The extent to which torture was actually used in the hunt for bin Laden may never be known, though popular opinion will surely be shaped by this film, as it's produced with the same kind of "realness" that made The Hurt Locker so potent. Zero Dark Thirty incorporates torture early in its chronology — which begins in 2003, after a brief opening that captures the terror of September 11, 2001 using only 911 phone calls — but the practice is discarded after 2008, a sea-change year marked by the sight of Obama on TV insisting that "America does not torture." (The "any more" goes unspoken.)
Most of Zero Dark Thirty is set in Pakistan and/or "CIA black sites" in undisclosed locations; it's a suspenseful procedural that manages to make well-documented events (the July 2005 London bombings; the September 2008 Islamabad Marriott Hotel bombing; the December 2009 bombing of Camp Chapman in Afghanistan) seem shocking and unexpected. Even the raid on bin Laden's HQ is nail-bitingly intense. The film immerses the viewer in the clandestine world, tossing out abbreviations ("KSM" for al-Qaeda bigwig Khalid Sheikh Mohammed) and jargon ("tradecraft") without pausing for a breath. It is thrilling, emotional, engrossing — the smartest, most tightly-constructed action film of the year.

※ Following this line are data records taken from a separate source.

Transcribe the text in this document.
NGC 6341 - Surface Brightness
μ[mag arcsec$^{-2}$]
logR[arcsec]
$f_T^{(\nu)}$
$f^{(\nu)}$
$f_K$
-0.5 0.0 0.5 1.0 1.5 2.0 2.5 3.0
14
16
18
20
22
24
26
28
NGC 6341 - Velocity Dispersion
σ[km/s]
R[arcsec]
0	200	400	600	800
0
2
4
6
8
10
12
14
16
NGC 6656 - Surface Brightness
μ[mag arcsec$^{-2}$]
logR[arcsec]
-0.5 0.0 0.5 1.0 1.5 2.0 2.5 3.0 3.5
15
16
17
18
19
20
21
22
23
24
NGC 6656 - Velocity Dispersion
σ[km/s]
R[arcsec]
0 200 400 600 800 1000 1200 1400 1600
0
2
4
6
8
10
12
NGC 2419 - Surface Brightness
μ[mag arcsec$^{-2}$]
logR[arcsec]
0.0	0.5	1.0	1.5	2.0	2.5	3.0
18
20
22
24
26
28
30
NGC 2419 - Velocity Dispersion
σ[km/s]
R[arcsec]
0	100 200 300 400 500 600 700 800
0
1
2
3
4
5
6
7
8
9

At the center of it all: a character allegedly based on a real person whose actual identity is kept top-secret by necessity. She's interpreted here in the form of a steely CIA operative named Maya, played to likely Oscar-winning perfection by Jessica Chastain. No matter the film's divisive subject matter, there's no denying that this is a powerful performance. Maya is the perfect Bigelow lead; she succeeds in a male-dominated world by focusing solely on her job and her ultimate goal, sexism and gender politics be damned. "Washington says she's a killer," a character remarks after meeting this seemingly delicate creature, and he's proven right long before bin Laden goes down.